Covid-19; to write or not to write?

In the wake of announcing the detection of the Neo Corona Virus in Ghana by the President His Excellency Nana Akufo Addo in the evening of Thursday, 5 March, 2020, my intention was to keep my readers up to date with all the verified information I could lay my hands on. However, for some reason of great challenge; psychological, emotional and mental, this desire and plan seem to evaporate rapidly.

Stories of worldwide human annihilation being caused by the deadly virus is just overwhelming, to put it mildly. The cause of the seeming loss of fight to rein in speedy success being attributable to late responses from governments and people’s lack of change in social conventions makes human efforts look fragile in the face of natural calamities.

At home in Ghana, the announcement to keep and maintain social distance has received varied interpretations. Whilst others understand the call to mean a total ban on all social activities, others say it is to mean just a reduction in numbers at such functions. Both the enlightened and simple in our society do not seem to understand the import of the directive and continue to gather around and interact albeit in smaller numbers than previously. People must live, come rain or shine and would wish to live in the greatest comfort and convenience that they can couch out for themselves at all times.

Observing the conduct of church services on the first Sunday after the imposition of the suspension of religious activities in the face of COVID-19 in the country, one could not help noticing the flaws in the arrangements of the events and grave misunderstanding of what the social distancing is meant to achieve. For example the leader of the service and all others using the same pulpit was a total deviation for the purpose of avoiding contact with the virus and possible contamination, if any of the participants were already infected.

Again long liturgies, singing and sermons are sure ways of increasing virus presence as the virus is now known to have aerosol abilities and survive for over six hours airborne. Too much talking in the service and too much live singing will likely widen the contamination area in a particular vicinity and expose more in the area to the infection.

The understanding of commercial transport operators in Ghana, per their demonstrations, demeanours and actions also do not seem to match proportionately the level of urgency needed to arrest any possible spread of the virus in Ghana.
Some commercial drivers and their assistants still ply their trade with less protection to ensure their safety and that of their clients. The basic use of hand sanitizers and wearing of nose masks and gloves are missing in their trade apparel.

Drivers assistants still handle money with bare hands and speak with uncovered mouth and nose thereby exposing their passengers in fully loaded vehicles to virus infections. With social distancing still absent on their vehicles, drivers assistants still chase after passengers and drag them by their hands to board their vehicles.

Another flaw that seem to undermine the intended gains of the social distancing protocol is the low level living standards of the middle income to lower income earners in our society.

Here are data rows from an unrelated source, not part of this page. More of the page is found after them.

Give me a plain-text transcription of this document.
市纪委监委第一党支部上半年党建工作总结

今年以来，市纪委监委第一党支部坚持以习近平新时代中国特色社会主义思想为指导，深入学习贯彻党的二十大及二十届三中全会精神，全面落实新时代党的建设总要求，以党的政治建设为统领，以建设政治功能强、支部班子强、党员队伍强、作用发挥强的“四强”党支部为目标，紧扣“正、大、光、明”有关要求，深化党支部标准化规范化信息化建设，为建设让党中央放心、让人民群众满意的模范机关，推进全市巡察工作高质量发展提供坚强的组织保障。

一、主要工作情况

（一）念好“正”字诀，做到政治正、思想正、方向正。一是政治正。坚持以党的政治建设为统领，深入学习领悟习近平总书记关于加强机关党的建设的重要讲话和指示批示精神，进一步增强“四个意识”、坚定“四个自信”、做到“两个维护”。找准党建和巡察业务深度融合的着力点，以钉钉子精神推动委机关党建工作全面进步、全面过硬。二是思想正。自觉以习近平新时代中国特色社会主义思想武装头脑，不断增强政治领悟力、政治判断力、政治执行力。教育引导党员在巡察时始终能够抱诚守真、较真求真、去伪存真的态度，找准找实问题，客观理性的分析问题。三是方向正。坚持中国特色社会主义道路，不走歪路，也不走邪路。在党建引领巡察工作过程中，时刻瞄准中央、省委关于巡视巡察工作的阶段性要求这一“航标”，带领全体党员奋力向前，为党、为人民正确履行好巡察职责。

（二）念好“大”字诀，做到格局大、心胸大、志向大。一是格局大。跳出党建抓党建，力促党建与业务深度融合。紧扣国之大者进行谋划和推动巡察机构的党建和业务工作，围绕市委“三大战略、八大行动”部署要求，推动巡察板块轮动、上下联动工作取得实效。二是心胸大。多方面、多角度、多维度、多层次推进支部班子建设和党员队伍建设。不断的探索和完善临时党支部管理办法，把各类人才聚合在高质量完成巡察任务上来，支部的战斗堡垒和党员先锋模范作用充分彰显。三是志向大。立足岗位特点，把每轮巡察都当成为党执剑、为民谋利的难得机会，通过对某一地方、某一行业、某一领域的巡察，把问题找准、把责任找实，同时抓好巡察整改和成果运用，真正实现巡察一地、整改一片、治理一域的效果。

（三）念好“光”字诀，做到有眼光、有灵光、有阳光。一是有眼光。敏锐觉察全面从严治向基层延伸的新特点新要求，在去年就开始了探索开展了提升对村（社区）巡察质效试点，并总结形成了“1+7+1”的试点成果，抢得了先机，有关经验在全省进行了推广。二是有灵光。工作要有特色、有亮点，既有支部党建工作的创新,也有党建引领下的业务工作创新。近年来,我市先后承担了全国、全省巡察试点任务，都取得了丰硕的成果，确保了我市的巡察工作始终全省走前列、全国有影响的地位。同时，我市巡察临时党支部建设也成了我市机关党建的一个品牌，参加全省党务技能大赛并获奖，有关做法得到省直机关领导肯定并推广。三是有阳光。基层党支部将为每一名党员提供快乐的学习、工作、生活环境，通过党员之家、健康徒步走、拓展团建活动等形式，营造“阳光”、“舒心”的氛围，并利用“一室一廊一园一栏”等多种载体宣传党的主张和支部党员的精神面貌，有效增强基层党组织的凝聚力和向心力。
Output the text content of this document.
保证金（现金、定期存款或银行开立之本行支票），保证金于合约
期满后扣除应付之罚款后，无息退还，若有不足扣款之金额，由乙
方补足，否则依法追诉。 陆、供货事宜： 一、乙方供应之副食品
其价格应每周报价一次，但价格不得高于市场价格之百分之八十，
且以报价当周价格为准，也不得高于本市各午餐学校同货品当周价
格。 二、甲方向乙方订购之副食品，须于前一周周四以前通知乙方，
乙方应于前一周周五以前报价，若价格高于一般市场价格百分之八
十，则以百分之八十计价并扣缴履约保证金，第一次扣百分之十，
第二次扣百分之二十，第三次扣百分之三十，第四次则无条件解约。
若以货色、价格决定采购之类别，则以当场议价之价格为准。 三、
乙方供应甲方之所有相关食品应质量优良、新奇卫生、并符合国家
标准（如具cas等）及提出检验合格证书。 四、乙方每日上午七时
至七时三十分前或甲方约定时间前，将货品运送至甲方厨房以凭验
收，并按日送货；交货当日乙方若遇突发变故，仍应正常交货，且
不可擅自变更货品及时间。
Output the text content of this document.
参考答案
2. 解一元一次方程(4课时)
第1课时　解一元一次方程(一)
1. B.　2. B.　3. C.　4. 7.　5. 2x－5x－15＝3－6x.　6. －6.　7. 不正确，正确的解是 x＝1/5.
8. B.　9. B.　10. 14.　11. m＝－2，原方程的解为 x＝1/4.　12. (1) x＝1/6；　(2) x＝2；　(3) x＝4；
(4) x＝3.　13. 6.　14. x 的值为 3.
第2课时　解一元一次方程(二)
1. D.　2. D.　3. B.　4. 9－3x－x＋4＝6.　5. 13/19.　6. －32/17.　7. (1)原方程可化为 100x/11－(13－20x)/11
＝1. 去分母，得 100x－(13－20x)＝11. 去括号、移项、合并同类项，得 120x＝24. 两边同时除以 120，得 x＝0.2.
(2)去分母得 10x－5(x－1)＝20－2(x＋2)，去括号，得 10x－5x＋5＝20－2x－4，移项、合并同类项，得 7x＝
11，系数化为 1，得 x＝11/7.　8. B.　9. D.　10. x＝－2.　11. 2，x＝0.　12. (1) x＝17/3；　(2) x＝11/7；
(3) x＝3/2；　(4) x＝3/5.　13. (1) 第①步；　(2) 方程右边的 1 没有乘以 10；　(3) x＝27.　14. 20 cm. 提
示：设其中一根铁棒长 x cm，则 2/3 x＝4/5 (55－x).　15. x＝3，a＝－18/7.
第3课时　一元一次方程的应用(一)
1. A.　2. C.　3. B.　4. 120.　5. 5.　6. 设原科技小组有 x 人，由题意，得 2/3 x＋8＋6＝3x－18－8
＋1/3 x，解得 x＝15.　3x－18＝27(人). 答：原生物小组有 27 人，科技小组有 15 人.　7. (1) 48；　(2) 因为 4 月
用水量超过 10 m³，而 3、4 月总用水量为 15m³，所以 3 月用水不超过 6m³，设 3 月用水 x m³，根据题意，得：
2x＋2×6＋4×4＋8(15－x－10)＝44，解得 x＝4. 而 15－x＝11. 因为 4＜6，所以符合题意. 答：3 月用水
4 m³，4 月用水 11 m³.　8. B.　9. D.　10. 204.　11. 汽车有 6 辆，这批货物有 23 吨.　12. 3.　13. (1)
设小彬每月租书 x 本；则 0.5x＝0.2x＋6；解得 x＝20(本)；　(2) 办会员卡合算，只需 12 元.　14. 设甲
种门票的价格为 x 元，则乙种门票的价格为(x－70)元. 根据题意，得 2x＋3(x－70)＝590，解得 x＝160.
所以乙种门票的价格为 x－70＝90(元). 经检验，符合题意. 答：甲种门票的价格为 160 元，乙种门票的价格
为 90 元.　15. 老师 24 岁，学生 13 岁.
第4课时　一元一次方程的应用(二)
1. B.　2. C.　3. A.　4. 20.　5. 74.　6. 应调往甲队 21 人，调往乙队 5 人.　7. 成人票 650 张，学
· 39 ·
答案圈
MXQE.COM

How can society ensure a low transmission rate in the case of an outbreak in a compound house? In a community where toilet facilities are shared in common and pumps are operated in turns to fetch water, how can the spread be checked.

The major underpin to winning this war against the spread of the COVID-19 in Ghana being the availability and fair distribution of essential items such as drugs, chemicals and protective gears to citizens and front line health workers, seem to have been undermined by shortages, neglect, greed and the associating evil desire to amass wanton wealth in a fledgling free market society. The least remembered and commented on, concerning the level of greed demonstrated in our society in the face of this human calamity the better.

Everywhere in the world people are either rushing for essential needs and hoarding such, thereby creating artificial shortages and despondency or selling at cut-throat price the very basic needs that would protect the society both the buyer and seller lives in. Sometimes we forget that when society thrive, we all benefit and when society fail or suffer we bear the brunt collectively.
Suddenly in Ghana, alcohol based hand sanitizers have become an object of social status that must be bought like paying an expensive bride price.

As if not satisfied with their acts of greed and evil profiteering, the same greed driven elements attempt to exploit the situation further by creating a system of panic buying through putting out on social media a purported potential announcement of a total national lockdown. This they know to be false but who cares the bauble if it is going to drive their wicked scheme.

Checking and fighting false news in these times should be the daunting task of all saintly minded media practitioners. When the lot that must feed the hungry deliberately begin to feed the hungry with poison, the aim no longer become feeding to keep alive but to kill. For instance, what would be the motivation of a respectable press house to publish a story of a head of state in a modern society using lions on the streets in a city to keep residents indoors during a national lockdown? Such stories as illogical as they are, despise reasoning and smack of mischief.

Again what is the import in reporting numbers of infections that have not been announced and reporting a theory of conspiracy by government to cover up or hide actual numbers?
Let us all bear in mind that COVID-19 is a global catastrophe of unprecedented magnitude and managing the effects to keep the vast majority of humanity alive is the responsibility of all humans irrespective of nationality, profession, race, faith, colour, creed or social status.

For us in the inky fraternity we must embrace responsible journalism as a way of life and work to safe guard the good tenets of our noble profession in all trying situations.
At this point in time and with all that is happening around, my mind is still not made whether to write or not to write on the global COVID-19 situation and to say how it might all end one day.